Dok. Plt Kepala Dinas Pariwisata Kukar, Sugiarto
MEDIAKATA.COM, KUKAR – Kabupaten Kutai Kartanegara (Kukar) kembali menegaskan posisinya sebagai pusat kebudayaan dengan gelaran akbar Tenggarong Kutai Carnival (TKC) 2024, yang merupakan bagian dari rangkaian festival Erau Adat Kutai. Festival ini, yang tidak hanya dikenal di Kalimantan Timur tetapi juga di tingkat nasional, akan diselenggarakan mulai 21 hingga 29 September 2024.
Pelaksana Tugas (Plt) Dinas Pariwisata Kukar, Sugiarto, menyatakan bahwa Pemkab Kukar mendukung penuh pelaksanaan TKC sebagai upaya pelestarian budaya lokal.
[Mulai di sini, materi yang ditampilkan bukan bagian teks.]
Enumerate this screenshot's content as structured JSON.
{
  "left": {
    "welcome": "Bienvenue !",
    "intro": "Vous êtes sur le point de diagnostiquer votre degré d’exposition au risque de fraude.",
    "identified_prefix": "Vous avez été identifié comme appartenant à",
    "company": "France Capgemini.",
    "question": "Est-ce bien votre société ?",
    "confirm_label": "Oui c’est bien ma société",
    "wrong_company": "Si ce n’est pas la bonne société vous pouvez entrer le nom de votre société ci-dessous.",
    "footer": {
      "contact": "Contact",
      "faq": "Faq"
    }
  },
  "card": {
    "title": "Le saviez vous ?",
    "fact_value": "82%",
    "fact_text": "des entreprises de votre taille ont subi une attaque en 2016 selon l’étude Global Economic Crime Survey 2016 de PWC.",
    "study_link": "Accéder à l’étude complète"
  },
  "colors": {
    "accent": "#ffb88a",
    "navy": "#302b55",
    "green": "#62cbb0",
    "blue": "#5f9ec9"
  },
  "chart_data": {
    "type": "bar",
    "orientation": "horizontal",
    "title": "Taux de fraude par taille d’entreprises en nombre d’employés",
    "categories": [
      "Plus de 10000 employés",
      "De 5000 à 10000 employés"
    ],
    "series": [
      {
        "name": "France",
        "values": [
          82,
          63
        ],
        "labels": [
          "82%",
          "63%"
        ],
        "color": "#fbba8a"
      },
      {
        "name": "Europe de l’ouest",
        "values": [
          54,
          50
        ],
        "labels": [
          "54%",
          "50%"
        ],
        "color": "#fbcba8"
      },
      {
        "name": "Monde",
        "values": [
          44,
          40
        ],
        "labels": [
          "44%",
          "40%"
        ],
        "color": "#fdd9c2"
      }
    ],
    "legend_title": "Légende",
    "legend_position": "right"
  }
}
“Kegiatan ini bukan hanya sebagai hiburan, tetapi juga memiliki misi penting untuk melestarikan kebudayaan daerah dan memperkenalkan kekayaan budaya kita kepada khalayak luas,” ungkap Sugiarto dalam kegiatan Technical Meeting (TM) yang diadakan di Gedung Putri Karang Melenu, pada Selasa (17/9/2024).
Ia menambahkan, TKC tidak hanya berdampak pada pelestarian budaya tetapi juga berkontribusi bagi perekonomian daerah, terutama bagi para pelaku Usaha Mikro, Kecil, dan Menengah (UMKM) yang dapat memanfaatkan momen ini untuk memperkenalkan produk mereka kepada para pengunjung.
“Ini kesempatan besar bagi UMKM lokal untuk meningkatkan eksposur produk mereka,” tuturnya.
Sementara itu, Ketua TKC, Rhivy Dolly, menjelaskan bahwa tahun ini, TKC akan tampil lebih istimewa dengan memadukan berbagai kebudayaan lokal dalam setiap penampilan.
“Kami ingin memberikan pengalaman visual yang luar biasa kepada masyarakat. Budaya kita tidak hanya indah, tapi juga kaya makna, dan itu yang ingin kami sampaikan melalui setiap penampilan,” ujar Rhivy.
TKC 2024 akan digelar selama dua hari, 21 dan 22 September, dengan melibatkan 70 talent dari berbagai kalangan usia, mulai dari anak-anak hingga dewasa. Acara ini akan berlangsung di Jalan KH. Dewantara, Tenggarong, mulai pukul 13.00 WITA. Tahun ini, TKC mengangkat tiga subtema utama, yaitu Hudoq, Kedang Ipil, dan Burung Ruai, yang semuanya merupakan representasi dari kekayaan budaya asli Kalimantan Timur, terutama Kukar.
Rhivy juga mengungkapkan bahwa para talent telah menjalani pelatihan intensif sejak 19 hingga 28 Agustus 2024, mencakup pembuatan kostum, rias wajah, hingga teknik menari sesuai dengan tema budaya yang diusung.
“Kami memastikan setiap elemen dari pertunjukan ini sesuai dengan budaya lokal, sehingga penampilan para talent tidak hanya menarik secara visual tetapi juga autentik secara budaya,” jelasnya.